Soy nueva en aquí. Soy una recién nacida de mediana edad. Siento que todo lo que me ha sucedido hasta ahora en la vida es una hoja en blanco, una hoja que presiento se escribirá con líneas intermitentes.
Me voy a la oficina. Creo que me siguen. Miro atrás y no hay nadie. Entro al trabajo, pero prefiero no contarlo. Pensarían que estoy loca. Salgo a fumar, café de máquina. Ahí está él, sentado en el banco de enfrente acompañado de un cuaderno. Cuando vuelvo dentro, pega su rostro a los cristales tras de mí.
– ¿Quién es?
– No es nadie.
– ¿De qué trabaja?
– Su oficio es el del hambre.
Camino a casa, más de lo mismo. Entro al ascensor echándole un último vistazo a la calle. Allí está, tomando notas. A la mañana siguiente salgo antes, pero parece que ha pasado la noche a la vuelta de la esquina. Cojo el coche. No hay tráfico. Él circula en paralelo por el carril bici con un velocípedo robado.
No tiene vergüenza. Entra al edificio. Logra localizarme. Se acomoda frente a mí. Me ve a través de la puerta de la sala de espera. No ha cogido número. Ni tan siquiera tiene cita. Me mira sin escribir nada. Una compañera se interesa por él y acaba llevándoselo a su mesa. Toma apuntes. Bajo a la calle. Cruzo a la cafetería. Se sienta en la otra punta de la barra. Doy una última calada en la puerta y me pide fuego.
– Usted quiere algo más que fuego.
Sale corriendo hacia la cabina de teléfono. Saca una moneda. Teclea. Se impacienta porque no le contestan. Lo intenta de nuevo. Unas palabras.
– ¡Lo tengo!
Corre otra vez, en esta ocasión rumbo al centro de mecanografía.
– ¿Alguien me puede explicar que le ha pasado?
– Le habrá llegado la inspiración.
No me ha seguido. Lo he perdido de vista. Aparco en el garaje. Subo hasta mi planta. Entro en casa. Oigo pasos. Doy un vistazo a través de la mirilla. Está loco. Me observa desde el otro lado, a un paso del allanamiento.
Hago el amor con mi marido. Misionero. Cierro los ojos pensando en mi actor favorito. Cuando los abro antes del éxtasis mutuo, no encuentro los de mi esposo en blanco. Solo veo sus pupilas dilatadas pese a estar a oscuras.
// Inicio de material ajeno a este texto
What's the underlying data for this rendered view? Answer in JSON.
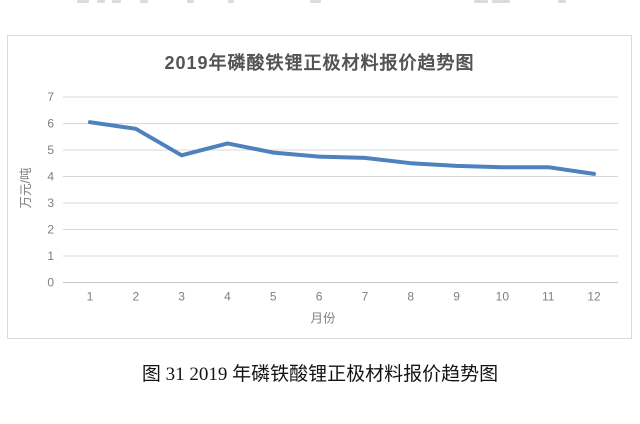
{
  "figure": {
    "title": "2019年磷酸铁锂正极材料报价趋势图"
  },
  "caption": {
    "text": "图 31 2019 年磷铁酸锂正极材料报价趋势图"
  },
  "chart_data": {
    "type": "line",
    "title": "2019年磷酸铁锂正极材料报价趋势图",
    "categories": [
      "1",
      "2",
      "3",
      "4",
      "5",
      "6",
      "7",
      "8",
      "9",
      "10",
      "11",
      "12"
    ],
    "values": [
      6.05,
      5.8,
      4.8,
      5.25,
      4.9,
      4.75,
      4.7,
      4.5,
      4.4,
      4.35,
      4.35,
      4.1
    ],
    "xlabel": "月份",
    "ylabel": "万元/吨",
    "ylim": [
      0,
      7
    ],
    "y_ticks": [
      0,
      1,
      2,
      3,
      4,
      5,
      6,
      7
    ],
    "grid": true,
    "legend": false,
    "line_color": "#4e81bd",
    "gridline_color": "#d9d9d9",
    "baseline_color": "#c8c8c8",
    "tick_color": "#7f7f7f"
  }
}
Me lo quito de encima. El cornudo imaginario no entiende nada. Él, sin ningún sobresalto, está fumando en el sillón bolígrafo en mano. Ha ido demasiado lejos. Me encierro en el baño.
Llego tarde al trabajo. Cuesta mucho dormir en la bañera. Según me acerco a mi mesa, hay alguien esperándome.
– Estás despedida.
– ¿Cómo?
– Quizás te vuelvan a escribir.
Me voy sin terminar mi jornada. En el banco de enfrente está él, el culpable, pletórico. Me dirijo ahí gritándole. No huye, me engaña con una hoja casi en blanco. Caigo fulminada por su estilográfica. Lo último que he visto es un FIN.